An MLP is a network that maps sets of input data onto a set of outputs in a feedforward manner [24]. There is a layer of input nodes, a layer of output nodes, and one or more intermediate layers called “hidden layers” because they are not directly observable [25]. The nodes in each layer are fully connected to both the preceding layer and the succeeding layer.

The MLP network features one input layer with 215 nodes, one hidden layer with 100 nodes, and one output layer with 2 output variable. Figure 3 presents a schematic diagram for this MLP neural network.

3.5. Data Augmentation

The available dataset contains thousands of images, so it is expected to be enough for artificial neural networks, even deep convolutional neural networks. Nonetheless, it is often possible to improve the results benefiting from data augmentation to increase the generalization capabilities of the models. That is especially important when training a model to tell a real signature from a forgery. In that case, the number of examples of valid signatures may be small for each person. Therefore, the goal of the model is to achieve good generalization with a small data set of valid signature examples. Therefore, it is important to use data augmentation to capture possible variations in new data.

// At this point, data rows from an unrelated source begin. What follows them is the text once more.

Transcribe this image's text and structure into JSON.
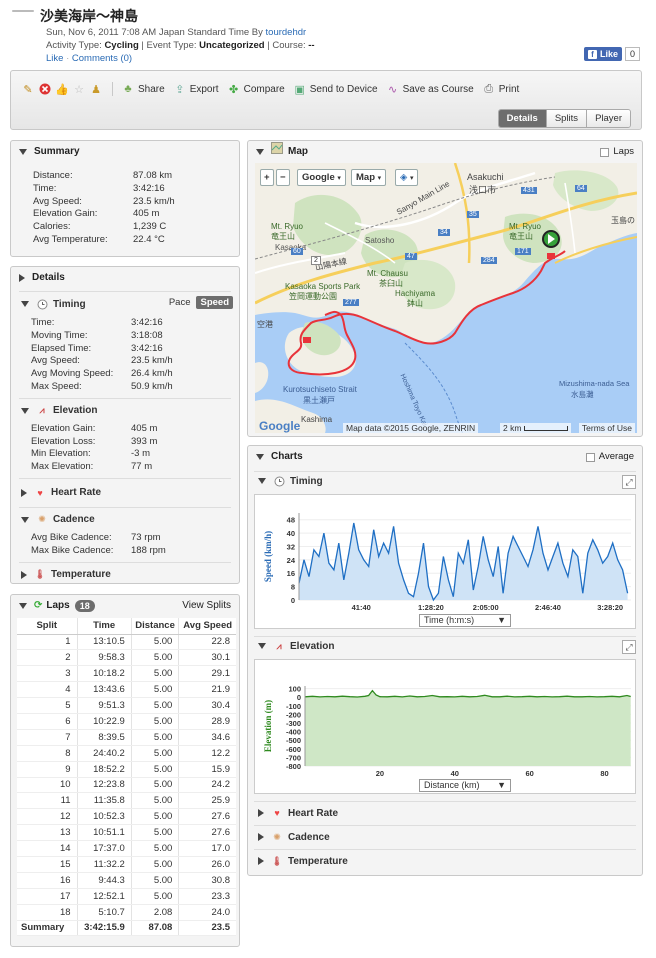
{
  "activity": {
    "title": "沙美海岸～神島",
    "date_line": "Sun, Nov 6, 2011 7:08 AM Japan Standard Time By",
    "author": "tourdehdr",
    "type_label": "Activity Type:",
    "type_value": "Cycling",
    "event_label": "Event Type:",
    "event_value": "Uncategorized",
    "course_label": "Course:",
    "course_value": "--",
    "like_link": "Like",
    "comments_link": "Comments (0)",
    "fb_like": "Like",
    "fb_count": "0"
  },
  "toolbar": {
    "actions": [
      {
        "label": "Share",
        "icon": "share-icon"
      },
      {
        "label": "Export",
        "icon": "export-icon"
      },
      {
        "label": "Compare",
        "icon": "compare-icon"
      },
      {
        "label": "Send to Device",
        "icon": "send-device-icon"
      },
      {
        "label": "Save as Course",
        "icon": "save-course-icon"
      },
      {
        "label": "Print",
        "icon": "print-icon"
      }
    ],
    "view_tabs": [
      "Details",
      "Splits",
      "Player"
    ],
    "active_view": "Details"
  },
  "summary": {
    "title": "Summary",
    "rows": [
      {
        "k": "Distance:",
        "v": "87.08 km"
      },
      {
        "k": "Time:",
        "v": "3:42:16"
      },
      {
        "k": "Avg Speed:",
        "v": "23.5 km/h"
      },
      {
        "k": "Elevation Gain:",
        "v": "405 m"
      },
      {
        "k": "Calories:",
        "v": "1,239 C"
      },
      {
        "k": "Avg Temperature:",
        "v": "22.4 °C"
      }
    ]
  },
  "details": {
    "title": "Details",
    "timing": {
      "title": "Timing",
      "pace": "Pace",
      "speed": "Speed",
      "rows": [
        {
          "k": "Time:",
          "v": "3:42:16"
        },
        {
          "k": "Moving Time:",
          "v": "3:18:08"
        },
        {
          "k": "Elapsed Time:",
          "v": "3:42:16"
        },
        {
          "k": "Avg Speed:",
          "v": "23.5 km/h"
        },
        {
          "k": "Avg Moving Speed:",
          "v": "26.4 km/h"
        },
        {
          "k": "Max Speed:",
          "v": "50.9 km/h"
        }
      ]
    },
    "elevation": {
      "title": "Elevation",
      "rows": [
        {
          "k": "Elevation Gain:",
          "v": "405 m"
        },
        {
          "k": "Elevation Loss:",
          "v": "393 m"
        },
        {
          "k": "Min Elevation:",
          "v": "-3 m"
        },
        {
          "k": "Max Elevation:",
          "v": "77 m"
        }
      ]
    },
    "heart_rate": {
      "title": "Heart Rate"
    },
    "cadence": {
      "title": "Cadence",
      "rows": [
        {
          "k": "Avg Bike Cadence:",
          "v": "73 rpm"
        },
        {
          "k": "Max Bike Cadence:",
          "v": "188 rpm"
        }
      ]
    },
    "temperature": {
      "title": "Temperature"
    }
  },
  "laps": {
    "title": "Laps",
    "count": "18",
    "view_splits": "View Splits",
    "columns": [
      "Split",
      "Time",
      "Distance",
      "Avg Speed"
    ],
    "rows": [
      [
        "1",
        "13:10.5",
        "5.00",
        "22.8"
      ],
      [
        "2",
        "9:58.3",
        "5.00",
        "30.1"
      ],
      [
        "3",
        "10:18.2",
        "5.00",
        "29.1"
      ],
      [
        "4",
        "13:43.6",
        "5.00",
        "21.9"
      ],
      [
        "5",
        "9:51.3",
        "5.00",
        "30.4"
      ],
      [
        "6",
        "10:22.9",
        "5.00",
        "28.9"
      ],
      [
        "7",
        "8:39.5",
        "5.00",
        "34.6"
      ],
      [
        "8",
        "24:40.2",
        "5.00",
        "12.2"
      ],
      [
        "9",
        "18:52.2",
        "5.00",
        "15.9"
      ],
      [
        "10",
        "12:23.8",
        "5.00",
        "24.2"
      ],
      [
        "11",
        "11:35.8",
        "5.00",
        "25.9"
      ],
      [
        "12",
        "10:52.3",
        "5.00",
        "27.6"
      ],
      [
        "13",
        "10:51.1",
        "5.00",
        "27.6"
      ],
      [
        "14",
        "17:37.0",
        "5.00",
        "17.0"
      ],
      [
        "15",
        "11:32.2",
        "5.00",
        "26.0"
      ],
      [
        "16",
        "9:44.3",
        "5.00",
        "30.8"
      ],
      [
        "17",
        "12:52.1",
        "5.00",
        "23.3"
      ],
      [
        "18",
        "5:10.7",
        "2.08",
        "24.0"
      ]
    ],
    "summary": [
      "Summary",
      "3:42:15.9",
      "87.08",
      "23.5"
    ]
  },
  "map": {
    "title": "Map",
    "laps_toggle": "Laps",
    "zoom_in": "+",
    "zoom_out": "−",
    "provider": "Google",
    "map_type": "Map",
    "attribution": "Map data ©2015 Google, ZENRIN",
    "scale": "2 km",
    "terms": "Terms of Use",
    "google_logo": "Google",
    "labels": {
      "asakuchi": "Asakuchi",
      "asakuchi_jp": "浅口市",
      "satosho": "Satosho",
      "kasaoka": "Kasaoka",
      "mt_ryuo": "Mt. Ryuo",
      "ryuozan": "竜王山",
      "mt_ryuo2": "Mt. Ryuo",
      "ryuozan2": "竜王山",
      "sanyo": "Sanyo Main Line",
      "sanyo_hon": "山陽本線",
      "mt_chausu": "Mt. Chausu",
      "chausu_jp": "茶臼山",
      "hachiyama": "Hachiyama",
      "hachi_jp": "鉢山",
      "park": "Kasaoka Sports Park",
      "park_jp": "笠岡運動公園",
      "kurotsuchiseto": "Kurotsuchiseto Strait",
      "kurotsuchiseto_jp": "黒土瀬戸",
      "mizushima": "Mizushima-nada Sea",
      "mizushima_jp": "水島灘",
      "kashima": "Kashima",
      "kashima_jp": "島",
      "tamashima": "玉島の",
      "kuba": "空港",
      "fishing": "Hoshima Toyo Kai",
      "route_2": "2",
      "route_431": "431",
      "route_47": "47",
      "route_34": "34",
      "route_171": "171",
      "route_64": "64",
      "route_60": "60",
      "route_284": "284",
      "route_35": "35",
      "route_277": "277"
    }
  },
  "charts": {
    "title": "Charts",
    "average_toggle": "Average",
    "timing": {
      "title": "Timing",
      "axis_select": "Time (h:m:s)"
    },
    "elevation": {
      "title": "Elevation",
      "axis_select": "Distance (km)"
    },
    "heart_rate": {
      "title": "Heart Rate"
    },
    "cadence": {
      "title": "Cadence"
    },
    "temperature": {
      "title": "Temperature"
    }
  },
  "chart_data": [
    {
      "type": "area",
      "title": "",
      "xlabel": "Time (h:m:s)",
      "ylabel": "Speed (km/h)",
      "x_ticks": [
        "41:40",
        "1:28:20",
        "2:05:00",
        "2:46:40",
        "3:28:20"
      ],
      "x_tick_values": [
        2500,
        5300,
        7500,
        10000,
        12500
      ],
      "xlim": [
        0,
        13336
      ],
      "y_ticks": [
        0,
        8,
        16,
        24,
        32,
        40,
        48
      ],
      "ylim": [
        0,
        52
      ],
      "series": [
        {
          "x": [
            0,
            200,
            400,
            600,
            800,
            1000,
            1200,
            1400,
            1600,
            1800,
            2000,
            2200,
            2400,
            2600,
            2800,
            3000,
            3200,
            3400,
            3600,
            3800,
            4000,
            4200,
            4400,
            4600,
            4800,
            5000,
            5200,
            5400,
            5600,
            5800,
            6000,
            6200,
            6400,
            6600,
            6800,
            7000,
            7200,
            7400,
            7600,
            7800,
            8000,
            8200,
            8400,
            8600,
            8800,
            9000,
            9200,
            9400,
            9600,
            9800,
            10000,
            10200,
            10400,
            10600,
            10800,
            11000,
            11200,
            11400,
            11600,
            11800,
            12000,
            12200,
            12400,
            12600,
            12800,
            13000,
            13200
          ],
          "values": [
            10,
            24,
            14,
            30,
            26,
            40,
            22,
            18,
            34,
            12,
            28,
            46,
            30,
            24,
            20,
            42,
            26,
            34,
            28,
            44,
            22,
            12,
            4,
            2,
            16,
            34,
            8,
            0,
            4,
            26,
            12,
            2,
            28,
            22,
            36,
            6,
            20,
            38,
            24,
            14,
            32,
            4,
            28,
            38,
            32,
            26,
            20,
            30,
            44,
            28,
            18,
            26,
            34,
            22,
            14,
            30,
            26,
            4,
            28,
            36,
            30,
            22,
            26,
            34,
            24,
            18,
            4
          ]
        }
      ]
    },
    {
      "type": "area",
      "title": "",
      "xlabel": "Distance (km)",
      "ylabel": "Elevation (m)",
      "x_ticks": [
        20,
        40,
        60,
        80
      ],
      "xlim": [
        0,
        87.08
      ],
      "y_ticks": [
        100,
        0,
        -100,
        -200,
        -300,
        -400,
        -500,
        -600,
        -700,
        -800
      ],
      "ylim": [
        -800,
        130
      ],
      "series": [
        {
          "x": [
            0,
            2,
            4,
            6,
            8,
            10,
            12,
            14,
            16,
            17,
            18,
            19,
            20,
            22,
            24,
            26,
            28,
            30,
            32,
            34,
            36,
            38,
            40,
            42,
            44,
            46,
            48,
            50,
            52,
            54,
            56,
            58,
            60,
            62,
            64,
            66,
            68,
            70,
            72,
            74,
            76,
            78,
            80,
            82,
            84,
            86,
            87
          ],
          "values": [
            5,
            10,
            3,
            8,
            4,
            12,
            6,
            2,
            10,
            20,
            77,
            25,
            6,
            4,
            10,
            3,
            14,
            4,
            8,
            20,
            4,
            6,
            3,
            10,
            5,
            8,
            22,
            5,
            4,
            12,
            3,
            6,
            10,
            4,
            8,
            3,
            6,
            12,
            4,
            5,
            8,
            3,
            6,
            10,
            4,
            20,
            8
          ]
        }
      ]
    }
  ],
  "colors": {
    "speed_line": "#1f6fc4",
    "speed_fill": "#cfe3f6",
    "elev_line": "#2f8a1f",
    "elev_fill": "#cfe7c6",
    "route": "#e8333a",
    "active_tab": "#6d6d6d"
  }
}
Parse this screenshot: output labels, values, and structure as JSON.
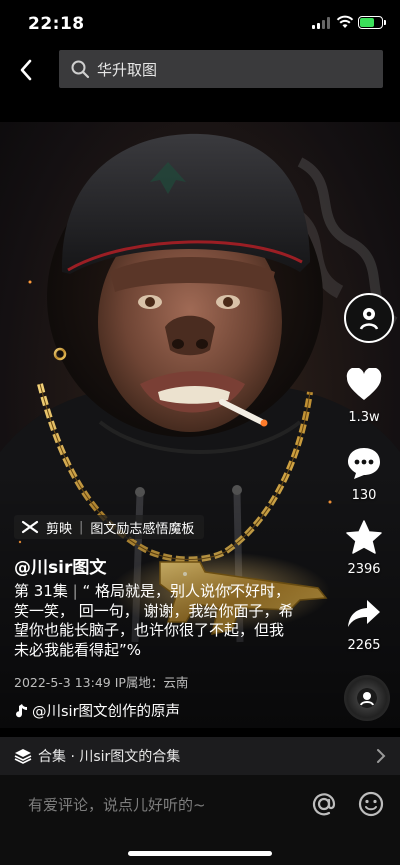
{
  "status_bar": {
    "time": "22:18",
    "battery_level": 0.7
  },
  "header": {
    "search_query": "华升取图",
    "icons": {
      "back": "chevron-left-icon",
      "search": "search-icon"
    }
  },
  "video": {
    "description": "ape in black cap and hoodie with gold chain and cigarette"
  },
  "actions": {
    "likes": "1.3w",
    "comments": "130",
    "favorites": "2396",
    "shares": "2265"
  },
  "caption": {
    "app_tag": "剪映",
    "template_tag": "图文励志感悟魔板",
    "author": "@川sir图文",
    "episode": "第 31集",
    "text": "“ 格局就是，别人说你不好时，笑一笑， 回一句，  谢谢，我给你面子，希望你也能长脑子，也许你很了不起，但我未必我能看得起”%",
    "date_location": "2022-5-3 13:49   IP属地：云南",
    "music": "@川sir图文创作的原声"
  },
  "collection": {
    "label": "合集 · 川sir图文的合集"
  },
  "comment": {
    "placeholder": "有爱评论，说点儿好听的~"
  },
  "colors": {
    "accent_battery": "#3be05a",
    "collection_bg": "#1c1c1e",
    "search_bg": "#3a3a3c"
  }
}
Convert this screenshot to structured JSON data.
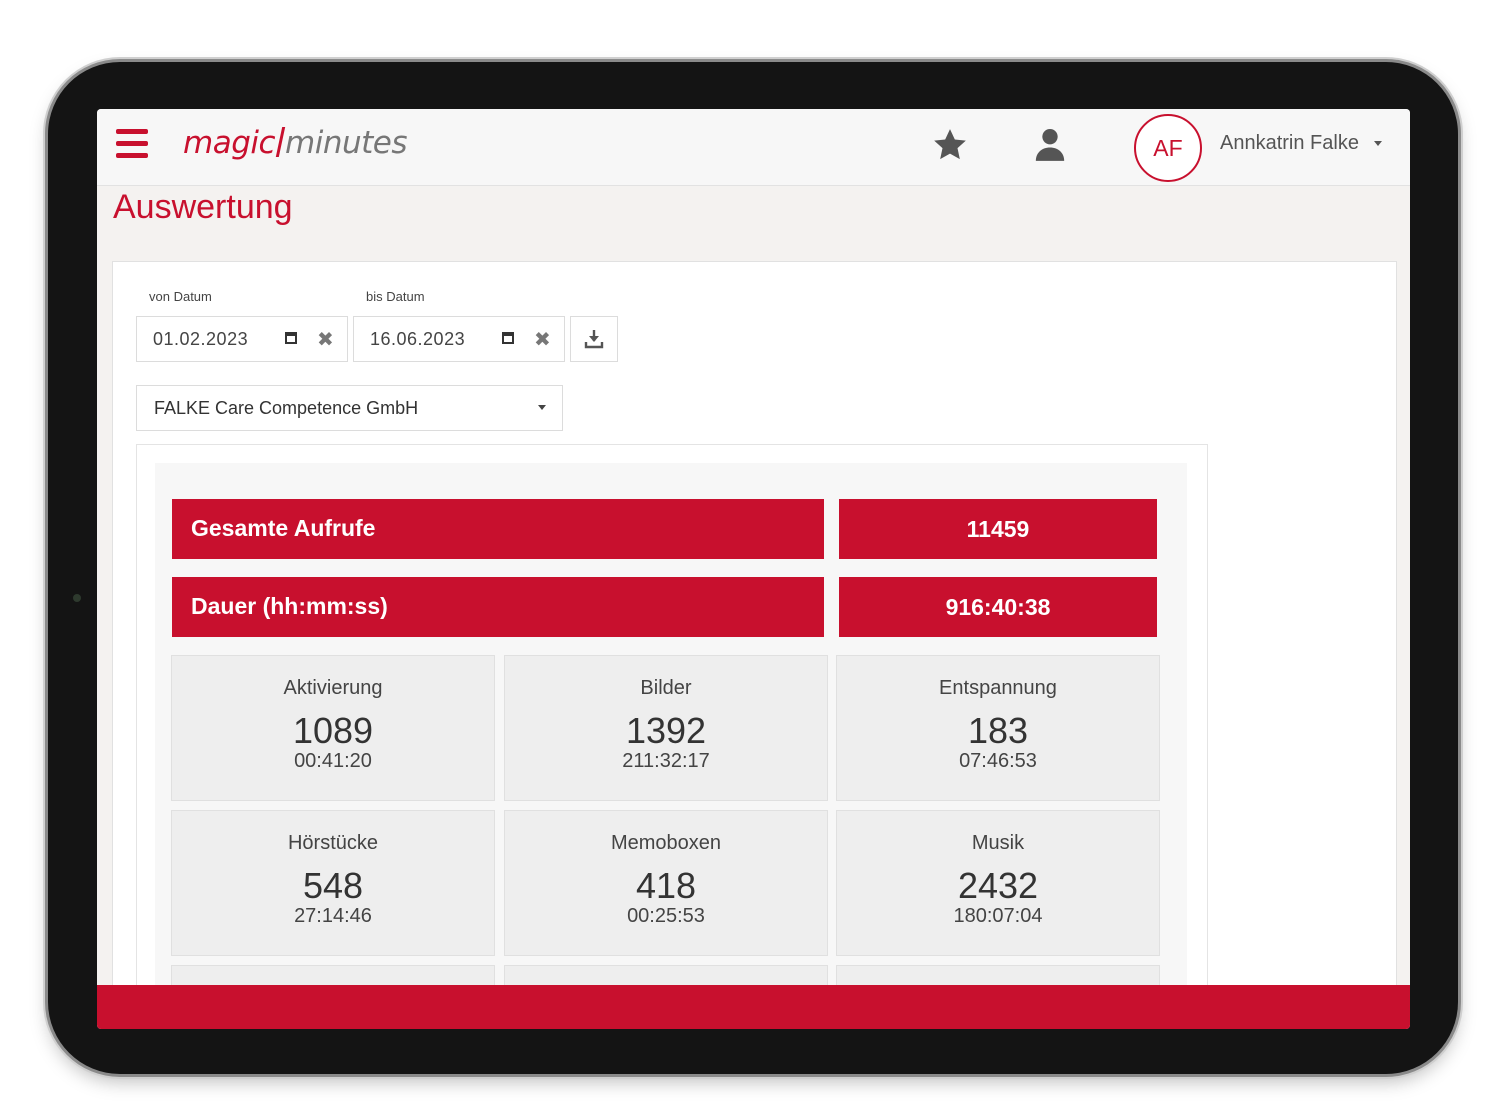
{
  "app": {
    "logo_part1": "magic",
    "logo_part2": "minutes"
  },
  "navbar": {
    "favorites_icon": "star-icon",
    "profile_icon": "user-icon",
    "avatar_initials": "AF",
    "user_name": "Annkatrin Falke"
  },
  "page": {
    "title": "Auswertung"
  },
  "filters": {
    "from_label": "von Datum",
    "from_value": "01.02.2023",
    "to_label": "bis Datum",
    "to_value": "16.06.2023",
    "organization": "FALKE Care Competence GmbH"
  },
  "totals": {
    "calls_label": "Gesamte Aufrufe",
    "calls_value": "11459",
    "duration_label": "Dauer (hh:mm:ss)",
    "duration_value": "916:40:38"
  },
  "categories": [
    {
      "name": "Aktivierung",
      "count": "1089",
      "duration": "00:41:20"
    },
    {
      "name": "Bilder",
      "count": "1392",
      "duration": "211:32:17"
    },
    {
      "name": "Entspannung",
      "count": "183",
      "duration": "07:46:53"
    },
    {
      "name": "Hörstücke",
      "count": "548",
      "duration": "27:14:46"
    },
    {
      "name": "Memoboxen",
      "count": "418",
      "duration": "00:25:53"
    },
    {
      "name": "Musik",
      "count": "2432",
      "duration": "180:07:04"
    }
  ],
  "colors": {
    "brand_red": "#c8102e"
  }
}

The geometry of handwritten signatures is very unique, and therefore, it is bound to choose operations that do not destroy the original information of the signature. Horizontal and vertical flipping are poor choices, since signatures are not expected to be symmetrical relative to any axis. The most obvious valid operations are rotations and translations. They represent real variations that are expected to happen, since it is quite common for a signature to be written at a different angle or location within the signature field. Figure 4 shows an example of a signature which has been modified through rotation and translation.

To generate the training datasets with data augmentation, constraints on the augmentation operations were introduced. Horizontal and vertical displacements were limited to 15 and 3 pixels in each direction, respectively. The rotation operation was limited to the

[- 0.1, 0.1]

radian interval. Increasing the ranges for those operations resulted in very frequent partial losses of the signatures, which is neither ideal for training, nor realistic.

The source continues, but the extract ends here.